What does it mean to speak of a digital condition? How can we describe, explain and understand our digital condition? What is it, that we are trying to come to terms with? Where exactly does ‘the problem’ of technology lie? Beginning in October 2019 we will embark on an experimental discussion group centred around those questions.

Each week we will collectively engage with one text before moving on to a jarringly different take on ‘the digital condition’ in the following week. Instead of presenting a syllabus with a canon of text, our intention is to produce a participatory anti-canon that doesn’t follow a straight line but disorients, refracts, shocks and meanders.

We are therefore asking anyone interested in participating to send us a suggested reading. What text do you think is important to make sense of the digital condition? What text would like to introduce to and discuss with a larger, interdisciplinary group? This can be any text (journal article, book chapter etc) by any author, but please bear in mind an appropriate length for a weekly reading.

To participate please send a suggested text and 100 word description of your choice and a short biographical note to mark@markcarrigan.net and contact@milanstuermer.com by September 30th 2019.

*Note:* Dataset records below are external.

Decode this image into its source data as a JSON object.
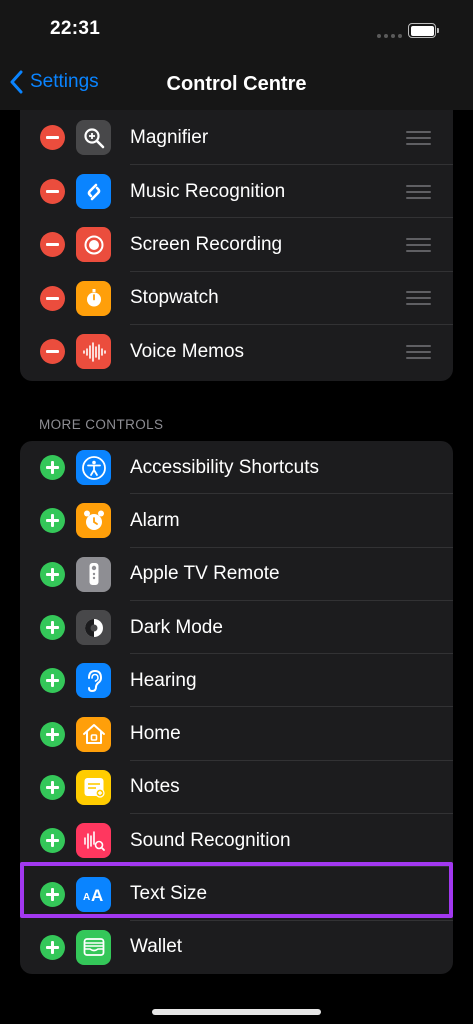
{
  "status_bar": {
    "time": "22:31"
  },
  "nav": {
    "back_label": "Settings",
    "title": "Control Centre"
  },
  "included_controls": [
    {
      "label": "Magnifier",
      "icon": "magnifier-icon",
      "color": "#48484a"
    },
    {
      "label": "Music Recognition",
      "icon": "shazam-icon",
      "color": "#0a84ff"
    },
    {
      "label": "Screen Recording",
      "icon": "screen-recording-icon",
      "color": "#eb4d3d"
    },
    {
      "label": "Stopwatch",
      "icon": "stopwatch-icon",
      "color": "#ff9f0a"
    },
    {
      "label": "Voice Memos",
      "icon": "voice-memos-icon",
      "color": "#eb4d3d"
    }
  ],
  "more_controls": {
    "header": "MORE CONTROLS",
    "items": [
      {
        "label": "Accessibility Shortcuts",
        "icon": "accessibility-icon",
        "color": "#0a84ff"
      },
      {
        "label": "Alarm",
        "icon": "alarm-icon",
        "color": "#ff9f0a"
      },
      {
        "label": "Apple TV Remote",
        "icon": "remote-icon",
        "color": "#8e8e93"
      },
      {
        "label": "Dark Mode",
        "icon": "dark-mode-icon",
        "color": "#48484a"
      },
      {
        "label": "Hearing",
        "icon": "ear-icon",
        "color": "#0a84ff"
      },
      {
        "label": "Home",
        "icon": "home-icon",
        "color": "#ff9f0a"
      },
      {
        "label": "Notes",
        "icon": "notes-icon",
        "color": "#ffcc00"
      },
      {
        "label": "Sound Recognition",
        "icon": "sound-recognition-icon",
        "color": "#ff375f"
      },
      {
        "label": "Text Size",
        "icon": "text-size-icon",
        "color": "#0a84ff"
      },
      {
        "label": "Wallet",
        "icon": "wallet-icon",
        "color": "#34c759"
      }
    ]
  },
  "highlight_color": "#a238f0"
}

We will select 10 texts from contributions on the basis of the following imperatives. Our intention is to produce an anti-canon, assembled in a participatory way through the juxtaposition of submissions:

  1. Maximising the disciplinary diversity of contributors
  2. Maximising the disciplinary diversity of contributions
  3. Minimising thematic and substantive replication amongst contributions

If your suggestion is selected, we would ask of you to write a short article about it to kick off the week’s discussion, as well as to give a brief, five-minute audio introduction to the text which addresses the following questions:

  1. What is the text?
  2. Why does it excite you?
  3. How does it connect to broader debates?
  4. How does it reflect a particular tradition?